Mark Anthony, who works in the tourist area, expressed frustration with the current allocation of funds.

“I think they should put it more towards the residents and infrastructure. You know, to help us because we get aggravated. You know, that’s why people were out to the outskirts, but on the outskirts now that’s becoming jammed up,” he told News 6.

Construction is underway for the I-4 ramp near exit 68, which will eventually improve access to the tourist area. The busy roads leading to Disney Springs highlight the influx of tourists who contribute significantly to the local economy, raising questions about how TDT funds are spent.

[RELATED: What Orange County’s tourist tax money is used for and why]

Scott Boyd, former Orange County Commissioner for District 1, said having TDT funding for tourism initiatives is important.

“Changes in Tallahassee take place.

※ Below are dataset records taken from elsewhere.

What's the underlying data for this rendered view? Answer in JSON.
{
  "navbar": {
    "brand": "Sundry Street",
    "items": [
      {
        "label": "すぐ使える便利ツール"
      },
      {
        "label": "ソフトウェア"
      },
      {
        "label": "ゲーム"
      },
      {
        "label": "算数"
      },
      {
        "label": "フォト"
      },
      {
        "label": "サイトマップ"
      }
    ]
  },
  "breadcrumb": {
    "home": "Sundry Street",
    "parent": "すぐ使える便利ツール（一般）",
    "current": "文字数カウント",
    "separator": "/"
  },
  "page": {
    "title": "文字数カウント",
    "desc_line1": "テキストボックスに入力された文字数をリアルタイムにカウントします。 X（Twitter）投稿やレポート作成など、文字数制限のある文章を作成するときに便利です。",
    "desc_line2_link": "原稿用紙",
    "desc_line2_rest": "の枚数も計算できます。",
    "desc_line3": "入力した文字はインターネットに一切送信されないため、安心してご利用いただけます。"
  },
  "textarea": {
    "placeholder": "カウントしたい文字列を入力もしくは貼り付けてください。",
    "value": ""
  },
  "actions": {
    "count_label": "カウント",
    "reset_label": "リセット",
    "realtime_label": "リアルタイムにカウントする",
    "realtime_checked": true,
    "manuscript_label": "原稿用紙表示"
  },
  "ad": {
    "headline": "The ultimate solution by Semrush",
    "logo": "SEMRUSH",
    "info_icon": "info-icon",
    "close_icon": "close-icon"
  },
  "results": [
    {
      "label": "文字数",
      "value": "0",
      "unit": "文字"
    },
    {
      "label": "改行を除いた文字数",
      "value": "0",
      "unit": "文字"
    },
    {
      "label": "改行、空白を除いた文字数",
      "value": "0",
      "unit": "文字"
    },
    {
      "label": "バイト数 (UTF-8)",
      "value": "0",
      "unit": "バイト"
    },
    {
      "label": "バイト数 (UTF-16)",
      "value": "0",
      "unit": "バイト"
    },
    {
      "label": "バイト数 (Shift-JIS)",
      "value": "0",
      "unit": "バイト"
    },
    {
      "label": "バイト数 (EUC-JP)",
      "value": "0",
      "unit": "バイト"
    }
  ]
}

You know, this discussion has been going on for 20 years. That was going on when I was there,” he told News 6.

In addition to shifting tourism dollars for general use, the bill also would dissolve county tourism development councils. Meanwhile, tourism agencies like Visit Orlando would only remain in place if the county government approves the agency.

Boyd, whose family has a long history in Central Florida’s agriculture and construction, warned that relying on TDT for general use could jeopardize projects, as well. He was in office during a recession, and remembers when there were fewer tourism dollars.

“What happens when the market goes south again, for whatever reason? The tourism industry is hugely important and a huge part of our economy. Driving that tourism here has a ripple effect across our entire area,” he added.

Boyd expressed concerns about the sustainability of using TDT funds for general purposes, questioning whether those funds would be available when needed.

The Florida Senate’s tax package also would make changes to the way tourism tax dollars are used.

The proposal by Orlando Democratic Sen. Carlos Guillermo Smith would restrict the amount of TDT money counties use on tourism promotion to $50 million a year, allowing the rest of the money to be used for other purposes.

Smith sees the TDT as a way to provide public transportation improvements, something Orange County has struggled to do.

“Because if we are going to fully realize our tourism potential in Central Florida, we have to be able to find funding sources to connect SunRail to the airport, to promote mass transit and have the infrastructure we need to support the full expansion of tourism in Central Florida, and that’s why we’ve put this legislative package forward,” Guillermo-Smith said.

The Florida House and Senate would have to iron out any differences between the two tax plans in order to get one passed for Gov. Ron DeSantis’ signature.